New Medical Staff Might Be Bad For Your Health

Published September 28, 2009 9:04 AM by Elizabeth Puliti
Starting a new job in emergency medicine? You may want to be extra careful on your first day. Research from Imperial College London states that the death rate is higher among patients admitted to English hospitals on the first Wednesday in August--the day new grads typically start their first day of work.

Specifically, the death rate among patients was 6 percent higher on this day than patients who were admitted the last Wednesday in July. From 2000 to 2008, scientists analyzed approximately 300,000 patients who were admitted to state-run hospitals across England on those two Wednesdays.

The researchers controlled for patients' age, sex, socioeconomic status and secondary medical problems, and found the odds of dying to be 6 percent higher for those admitted on the Wednesday in August. However, the odds among medical admissions (patients who were not suffering from cancer and did not require surgery) were 8 percent higher.
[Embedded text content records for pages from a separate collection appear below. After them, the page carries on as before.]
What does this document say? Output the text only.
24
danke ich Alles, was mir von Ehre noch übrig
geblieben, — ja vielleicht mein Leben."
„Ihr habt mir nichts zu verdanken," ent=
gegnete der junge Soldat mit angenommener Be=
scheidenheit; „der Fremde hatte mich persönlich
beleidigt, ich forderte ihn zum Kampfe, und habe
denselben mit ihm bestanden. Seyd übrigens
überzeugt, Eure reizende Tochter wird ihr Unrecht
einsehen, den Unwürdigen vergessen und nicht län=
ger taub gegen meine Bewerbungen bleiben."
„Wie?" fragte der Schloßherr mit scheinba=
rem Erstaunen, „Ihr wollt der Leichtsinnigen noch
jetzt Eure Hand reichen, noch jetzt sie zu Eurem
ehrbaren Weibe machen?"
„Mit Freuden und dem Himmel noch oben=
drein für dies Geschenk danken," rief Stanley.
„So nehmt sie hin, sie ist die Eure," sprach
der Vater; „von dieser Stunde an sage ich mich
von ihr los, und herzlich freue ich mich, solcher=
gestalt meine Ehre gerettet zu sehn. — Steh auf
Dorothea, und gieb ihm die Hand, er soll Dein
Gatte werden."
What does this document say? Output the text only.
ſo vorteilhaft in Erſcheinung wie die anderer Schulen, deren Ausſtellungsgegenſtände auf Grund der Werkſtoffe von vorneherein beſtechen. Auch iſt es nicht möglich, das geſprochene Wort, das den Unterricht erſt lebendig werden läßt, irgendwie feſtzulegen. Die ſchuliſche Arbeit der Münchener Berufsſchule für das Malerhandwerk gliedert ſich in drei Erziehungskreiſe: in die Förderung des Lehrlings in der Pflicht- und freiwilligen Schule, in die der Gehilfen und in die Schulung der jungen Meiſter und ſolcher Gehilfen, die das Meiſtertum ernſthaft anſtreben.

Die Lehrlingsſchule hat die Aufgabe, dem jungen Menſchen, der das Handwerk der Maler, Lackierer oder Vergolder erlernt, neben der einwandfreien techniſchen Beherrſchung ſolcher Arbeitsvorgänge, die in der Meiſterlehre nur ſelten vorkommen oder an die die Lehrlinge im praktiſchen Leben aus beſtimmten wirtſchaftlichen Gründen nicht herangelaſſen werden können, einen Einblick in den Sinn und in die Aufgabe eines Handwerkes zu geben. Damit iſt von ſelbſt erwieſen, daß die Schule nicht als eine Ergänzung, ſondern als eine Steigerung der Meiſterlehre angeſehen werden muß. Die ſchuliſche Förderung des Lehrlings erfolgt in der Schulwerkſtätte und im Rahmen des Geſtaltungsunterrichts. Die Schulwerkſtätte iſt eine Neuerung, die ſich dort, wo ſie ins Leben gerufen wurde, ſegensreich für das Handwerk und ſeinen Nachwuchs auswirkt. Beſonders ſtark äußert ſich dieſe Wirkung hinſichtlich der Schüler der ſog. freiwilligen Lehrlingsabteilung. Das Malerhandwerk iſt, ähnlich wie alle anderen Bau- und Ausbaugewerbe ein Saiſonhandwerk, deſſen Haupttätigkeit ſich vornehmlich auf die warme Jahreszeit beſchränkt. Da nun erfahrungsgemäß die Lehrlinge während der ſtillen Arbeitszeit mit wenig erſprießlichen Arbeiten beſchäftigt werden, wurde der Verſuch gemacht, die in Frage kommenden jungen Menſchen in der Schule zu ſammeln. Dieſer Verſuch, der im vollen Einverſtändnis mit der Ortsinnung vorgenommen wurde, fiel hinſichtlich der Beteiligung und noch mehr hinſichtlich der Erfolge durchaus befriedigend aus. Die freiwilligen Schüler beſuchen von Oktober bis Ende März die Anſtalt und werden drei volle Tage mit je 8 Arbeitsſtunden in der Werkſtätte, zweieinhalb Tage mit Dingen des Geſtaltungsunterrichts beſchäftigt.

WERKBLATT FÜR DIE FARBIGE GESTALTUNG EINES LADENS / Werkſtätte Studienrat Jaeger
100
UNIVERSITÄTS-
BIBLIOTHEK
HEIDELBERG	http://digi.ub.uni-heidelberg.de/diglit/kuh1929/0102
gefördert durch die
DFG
The findings were published in PLoS ONE.

An article in Time that referenced the study reported, "An influx of new medical staff, in other words, just might be very, very bad for your health."

Do you agree?


I remember working in an acute care hospital and the first of July was the day of dread. All the new interns and residents arrived. They arrived loaded with attitude and no experience. Thanks goodness the bulk of the attending MDs were very upfront about telling new arrivals to listen to the incumbent nursing and rehab staff (particularly on the neuro floor). I believe the senior nurses and PTs were primary in preventing incidents from the new doctors. That being said, I think they should have come in the door knowing to ask and respect the allied professional staff rather than have to be told by the attnedings.